President Trump has also cut the rate of Syrian refugees being admitted to the U.S. by more than 80 percent, and Christians have overtaken Muslims in the total number of refugees resettled. Syrians made up 15 percent of all refugees under Obama, that number dropped to just 8 percent under Trump.

Under Trump, the number of Muslims resettled in the U.S. dropped from half of refugees under Obama to slightly more than a third. Also, Christians resettled in the U.S. went up from 43 percent of refugees to 53 percent under Trump.

As of Tuesday, with four days left in the fiscal year, the U.S. government had admitted slightly over 53,000 refugees, which is less than half of Obama’s goal but slightly more refugees than Trump said he wanted to take in.

Courts stopped President Trump from setting the overall cap of refugees to 50,000, ruling that Trump couldn’t stop the arrival of refugees who had “close ties” to Americans.
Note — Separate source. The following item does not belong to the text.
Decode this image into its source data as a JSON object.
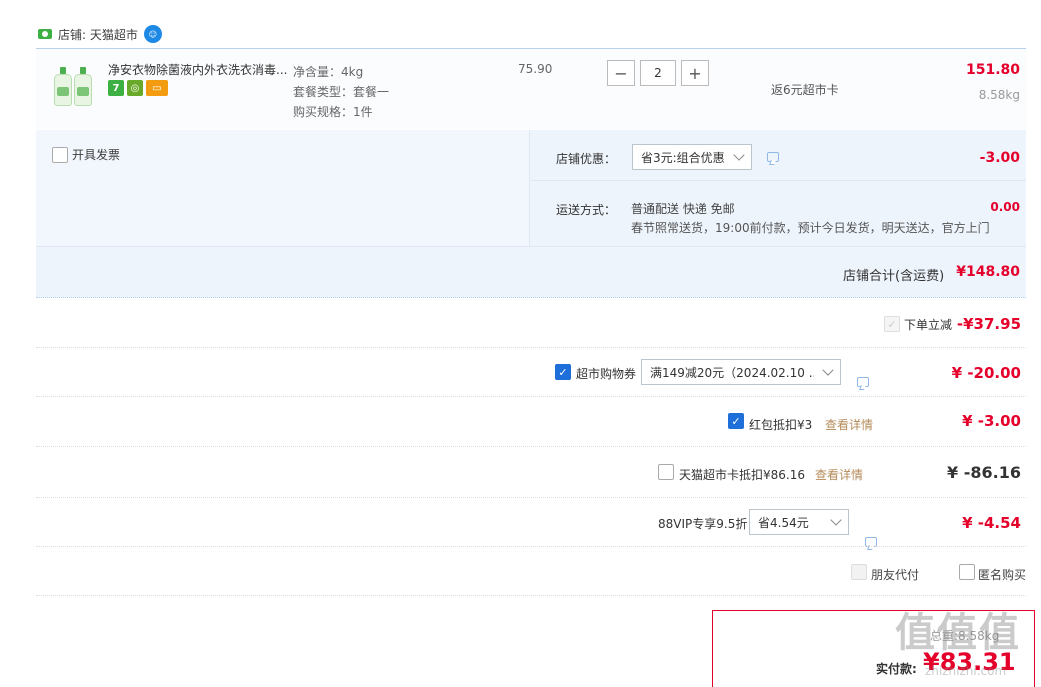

Those with “close ties” were exempted from his 50,000 cap, meaning the total number of refugees resettled in the U.S. will probably only be a few thousand over his proposed cap.

The Washington Times reports:

The Trump changes have reverberated around the globe, with the Office of the U.N. High Commissioner for Refugees drastically cutting the number of refugee candidates it submits to the U.S. After recommending nearly 35,000 refugee candidates last year, the UNHCR submitted just 3,591 applications from January to July.

The previous president called for up to 110,000 refugees to be admitted to the U.S. in 2017 and indicated that he wanted Syrians to be a large part of that, with the country on pace for more than 15,000 resettlements this year. But Mr. Trump, as part of his first “extreme vetting” travel ban executive order, changed all that. He called for cutting the refugee cap from 110,000 to 50,000 and placed a four-month pause on the refugee program and a more lasting ban on Syrians.